Workin’ on My Rewrite

One of my favorite songs from the Paul Simon concert this past weekend was one I had never heard before, “Rewrite”.

At its most basic level, it’s a story of a Vietnam vet working at a car wash, but what he really wants to do is write a screenplay. So he spends his nights “working on his rewrite”, hoping to “turn it into cash”.

The song is great on many levels. Like many Simon songs, the musical instruments are ones you may not often hear. Rewrite’ features the following instruments:

  • “glass harp” – an array of drinking or wine glasses with varying amounts of water in them, which affects the pitch produced when their edges are rubbed with the player’s finger.
  • “kora” – a cello-size African string instrument with a rounded body; it produces the music box-like plinking head in the song.
  • “djembe” – a goblet-shaped hand-drum; the smaller ones are held under the arm like a bagpipe, while the larger ones are supported between the knees of a seated player.
  • “angklung” – an Indonesian percussion instrument of ingenious design. A horizontal frame holds vertical bamboo poles of varying lengths. Sticks are placed within the hollow poles, and when the poles are shaken the sticks rattle inside, with tones differing depending on the lengths of the tubes they are in. Small versions can fit on a table, while larger variants are on larger racks resembling those for tubular bells. The overall effect is not unlike that of a vibraphone.
  • “wildebeest” – Simon admits he added the animal’s grunt to the end of certain notes.

I am not sure which of those instruments are actually part of the live version of the song. The song had a unique sound to it compared to other songs during the concert, but when you listen to the studio version of the song (below), you really pick up what a unique sound this song has.

But it was really the lyrics that stuck with me. I love stories where the “hero” keeps working on his dream, and to me that’s what the guy in Rewrite is doing. I’m sure he would love to be paid for his screen writing, but since that is not happening, he finds a day job at the car wash, which he notes is not a “pay job”. And he’s willing to burn the midnight oil to keep his dream alive. And he seems willing to ask for help, and grateful when he receives it.

He also realizes that while his original screenplay might have played more to our truest emotions, that’s not what audiences necessarily want, so he rewrites it:

I’ll eliminate the pages
Where the father has a breakdown
And he has to leave the family
But he really meant no harm
Gonna substitute a car chase
And a race across the rooftops

I feel bad for the guy that he has to do this; perhaps it’s a comment on how we have trouble facing what’s real, and go to the movies to escape from reality. While some action movies are great, I prefer movies that make me think, and ones that reach me emotionally (I’m reading this last sentence, and I feel like a washed-up movie critic; my apologies).

Anyway, who knows if Simon had all this in mind as he wrote the lyrics. He did note the other night right before he started playing the song that it struck him one day that the guy featured in Rewrite could probably be the teenager he wrote about in his song “America”, several years later.
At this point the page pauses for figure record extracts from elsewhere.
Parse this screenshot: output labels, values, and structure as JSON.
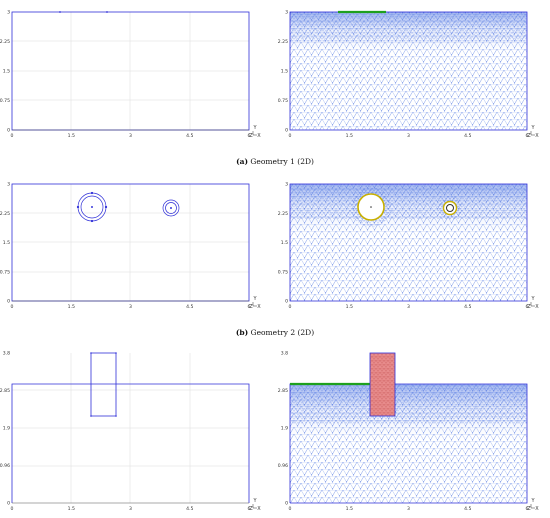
{
  "captions": {
    "a": {
      "label": "(a)",
      "text": "Geometry 1 (2D)"
    },
    "b": {
      "label": "(b)",
      "text": "Geometry 2 (2D)"
    }
  },
  "panels": {
    "row1": {
      "y_ticks": [
        "0",
        "0.75",
        "1.5",
        "2.25",
        "3"
      ],
      "x_ticks": [
        "0",
        "1.5",
        "3",
        "4.5",
        "6"
      ]
    },
    "row2": {
      "y_ticks": [
        "0",
        "0.75",
        "1.5",
        "2.25",
        "3"
      ],
      "x_ticks": [
        "0",
        "1.5",
        "3",
        "4.5",
        "6"
      ]
    },
    "row3": {
      "y_ticks": [
        "0",
        "0.96",
        "1.9",
        "2.85",
        "3.8"
      ],
      "x_ticks": [
        "0",
        "1.5",
        "3",
        "4.5",
        "6"
      ]
    }
  },
  "axis_glyphs": {
    "y": "Y",
    "z": "Z",
    "x": "X"
  },
  "colors": {
    "outline": "#2f2fd8",
    "mesh": "#6f8fe6",
    "grid": "#d7d7d7",
    "boundary_green": "#1ea01e",
    "circle_yellow": "#c9b000",
    "wall_fill": "#e68a8a"
  }
}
There are a few interpretations of the song on line that offer different perspectives as to what it means. But what caught my eye the most was a comment on such a site which noted:

As to the brilliance of the song, many agree; the lyrics appeared in The New Yorker, presented as a poem.”

That sums it up for me; the song is brilliant, and like many well-written songs, it is like a poem, one with deep meaning. And when you pair poetry with beautiful music, it’s a winning composition.

Here’s a video of the song, with the lyrics:

2 thoughts on “Workin’ on My Rewrite

  1. To me this is a song about rewriting one’s life.

    I’ll eliminate the pages
    Where the father has a breakdown
    And he has to leave the family
    But he really meant no harm
    Gonna substitute a car chase
    And a race across the rooftops, where the father saves the children, and he holds them in his arms.”

    The narrator really did have a breakdown and left his family, but he wants a “rewrite” where he heroically saves his children.

    So many of us, after we reach a certain age would like to rewrite history.